Une simplification des normes en agriculture est-elle possible ?
TNC le 26/01/2024 à 13:13
Parmi leurs motifs de colère, une partie des agriculteurs évoquent, en plus des revenus trop bas, une « profusion de normes », des « surtranspositions », qui pèsent sur leur quotidien et entraveraient davantage leur travail que dans les autres pays européens. Qu’en-est-il réellement ? Le gouvernement a-t-il véritablement les clés en main pour réduire, par exemple via une nouvelle loi de simplification administrative, ces contraintes qui s’exercent sur l’activité agricole ?
« Cela fait longtemps que les agriculteurs attendent ces simplifications, ils n’y croient plus trop. De plus, d’une filière à l’autre, les leviers politiques ne peuvent pas être de même nature. », expliquait le sociologue François Purseigle, spécialiste du monde agricole, dans Ouest France, le 19 janvier. Pourtant, tout au long de la semaine de mobilisation des agriculteurs, l’exigence d’une diminution et d’une clarification des normes est restée en haut de la liste des revendications, du moins pour la FNSEA, Jeunes agriculteurs, et la Coordination rurale. Le slogan des manifestations de novembre, « On marche sur la tête », traduisait en partie ces incohérences administratives, entre durcissement des normes françaises, et absence de clauses miroirs dans les accords de libre échange, donnant la possibilité de faire entrer des produits non soumis aux mêmes exigences.

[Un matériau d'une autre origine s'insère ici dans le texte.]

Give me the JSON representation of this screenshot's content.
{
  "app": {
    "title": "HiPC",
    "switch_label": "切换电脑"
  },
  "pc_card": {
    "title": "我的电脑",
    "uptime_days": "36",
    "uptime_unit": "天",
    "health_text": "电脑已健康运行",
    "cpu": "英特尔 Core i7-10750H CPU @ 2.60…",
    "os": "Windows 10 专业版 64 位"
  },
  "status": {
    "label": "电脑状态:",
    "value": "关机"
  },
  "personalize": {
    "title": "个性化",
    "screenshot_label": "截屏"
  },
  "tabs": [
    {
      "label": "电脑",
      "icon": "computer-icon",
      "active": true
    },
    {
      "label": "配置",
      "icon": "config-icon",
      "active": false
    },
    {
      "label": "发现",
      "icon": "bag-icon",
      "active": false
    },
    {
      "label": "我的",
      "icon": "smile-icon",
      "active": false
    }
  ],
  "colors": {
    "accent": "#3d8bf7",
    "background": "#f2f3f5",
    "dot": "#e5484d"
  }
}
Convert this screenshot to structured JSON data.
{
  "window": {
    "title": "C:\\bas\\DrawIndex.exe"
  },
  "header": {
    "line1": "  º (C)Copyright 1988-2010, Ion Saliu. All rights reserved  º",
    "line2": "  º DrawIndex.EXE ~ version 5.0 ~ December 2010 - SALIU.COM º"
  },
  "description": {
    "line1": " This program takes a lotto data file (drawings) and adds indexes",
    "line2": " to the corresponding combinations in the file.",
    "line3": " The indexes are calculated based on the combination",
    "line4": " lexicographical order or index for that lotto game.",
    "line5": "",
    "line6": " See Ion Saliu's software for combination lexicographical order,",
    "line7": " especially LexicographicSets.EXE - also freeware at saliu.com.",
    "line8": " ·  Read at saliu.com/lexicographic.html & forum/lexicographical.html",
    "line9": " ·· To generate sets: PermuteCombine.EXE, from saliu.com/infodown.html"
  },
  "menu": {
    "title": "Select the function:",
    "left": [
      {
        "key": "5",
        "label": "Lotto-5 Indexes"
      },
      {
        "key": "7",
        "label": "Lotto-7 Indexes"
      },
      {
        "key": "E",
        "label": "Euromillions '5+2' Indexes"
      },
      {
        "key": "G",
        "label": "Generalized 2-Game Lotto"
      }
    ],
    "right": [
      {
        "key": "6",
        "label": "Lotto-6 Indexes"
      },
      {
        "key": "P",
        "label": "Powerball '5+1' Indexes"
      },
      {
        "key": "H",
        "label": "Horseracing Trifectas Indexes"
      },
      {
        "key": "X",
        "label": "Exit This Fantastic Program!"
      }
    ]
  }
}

La complexification administrative, une réalité ?
Oui, pour Benoît Grimonprez, Professeur de droit privé à l’Université de Poitiers. Dans un article publié le 25 janvier par le Club des Juristes, il explique cette accumulation des normes relatives au domaine agricole par deux facteurs.
Premièrement, une « politique en silos ». « Les problématiques rurales sont si transverses qu’elles sont saucissonnées entre le foncier, le commerce, les aides économiques, la fiscalité, l’énergie, l’environnement, l’urbanisme, la santé… Toutes ces matières, accumulées, finissent par s’engorger et devenir illisibles », écrit Benoit Grimonprez. C’est ainsi que, si tout le monde s’accorde sur les nombreuses vertus des haies (biodiversité, lutte contre l’érosion des sols…), les agriculteurs n’en font pas « parce qu’il y a 14 textes réglementaires » qui les encadrent, expliquait Arnaud Rousseau, président de la FNSEA, le 10 janvier, ajoutant que « la simplification passe par le renoncement à certaines normes anciennes qu’il faut nettoyer ».

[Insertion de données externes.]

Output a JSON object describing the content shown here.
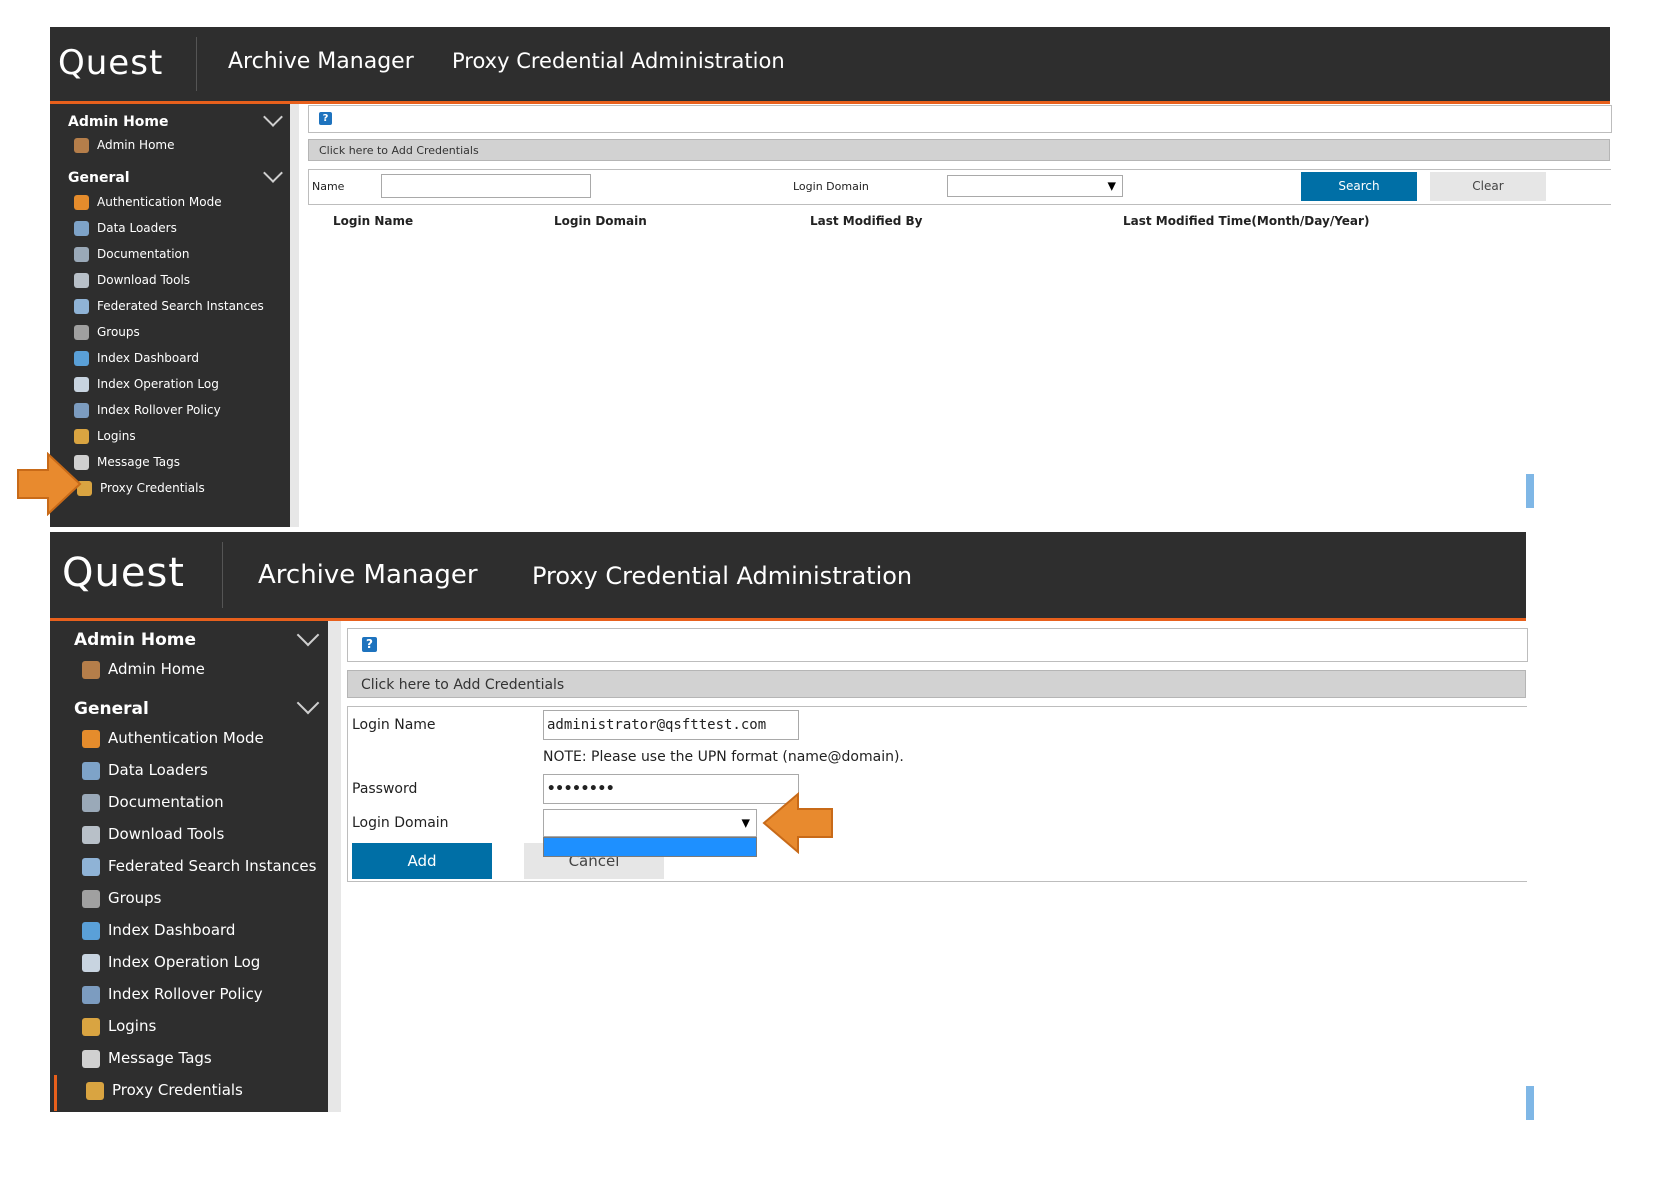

Deuxièmement, de nombreuses normes s’avèrent être produites par les filières elles-mêmes : « les normes de commercialisation, notamment, sont fixées par les organisations interprofessionnelles. Idem pour les labels dont beaucoup sont cogérés par les producteurs », explique le juriste.
Des normes sociales qui pèsent davantage en France
Si les responsables agricoles pointent souvent une « surtransposition » de la France, prompte à rendre les normes de Bruxelles encore plus strictes sur le territoire national, ce n’est plus le cas depuis un certain nombre d’années, pointe Benoit Grimonprez. En revanche, « pèsent en réalité davantage dans la balance du ressentiment les normes sociales (salaires, cotisations) et fiscales qui, elles, sont très hétérogènes dans l’espace européen et font que nous avons sûrement des coûts de production plus élevés qu’ailleurs », ajoute-t-il.
« Pas de fatalité à la dérive réglementaire actuelle »
Quels seraient, alors, les leviers pour rendre la réglementation plus digeste ? « Un changement profond de politique consisterait à basculer dans une logique de résultats », suggère Benoit Grimonprez. Il s’agirait ainsi de responsabiliser davantage les agriculteurs en leur fixant des objectifs environnementaux à atteindre. Ce qu’ils demandent d’ailleurs régulièrement.
Autre levier, « la décentralisation de la politique agricole », et « les normes tombées d’en haut pourraient être remplacées par des normes venues d’en bas, c’est-à-dire des territoires, sous la forme, par exemple, d’un contrat global de transition », explique Benoit Grimonprez pour qui, « dans l’idéal, on aurait des engagements collectifs pris par des groupements agricoles sur des obligations juridiquement contraignantes, obligations que ces instances seraient ensuite chargées de faire respecter par chaque producteur individuel ». Un système qui aurait, en plus, l’avantage d’apaiser les tensions avec l’administration, aujourd’hui en charge des contrôles.
En attendant, les contraintes pèsent sur le moral des agriculteurs, en l’absence de contrepartie véritablement identifiée, que cette reconnaissance soit sociale, ou économique.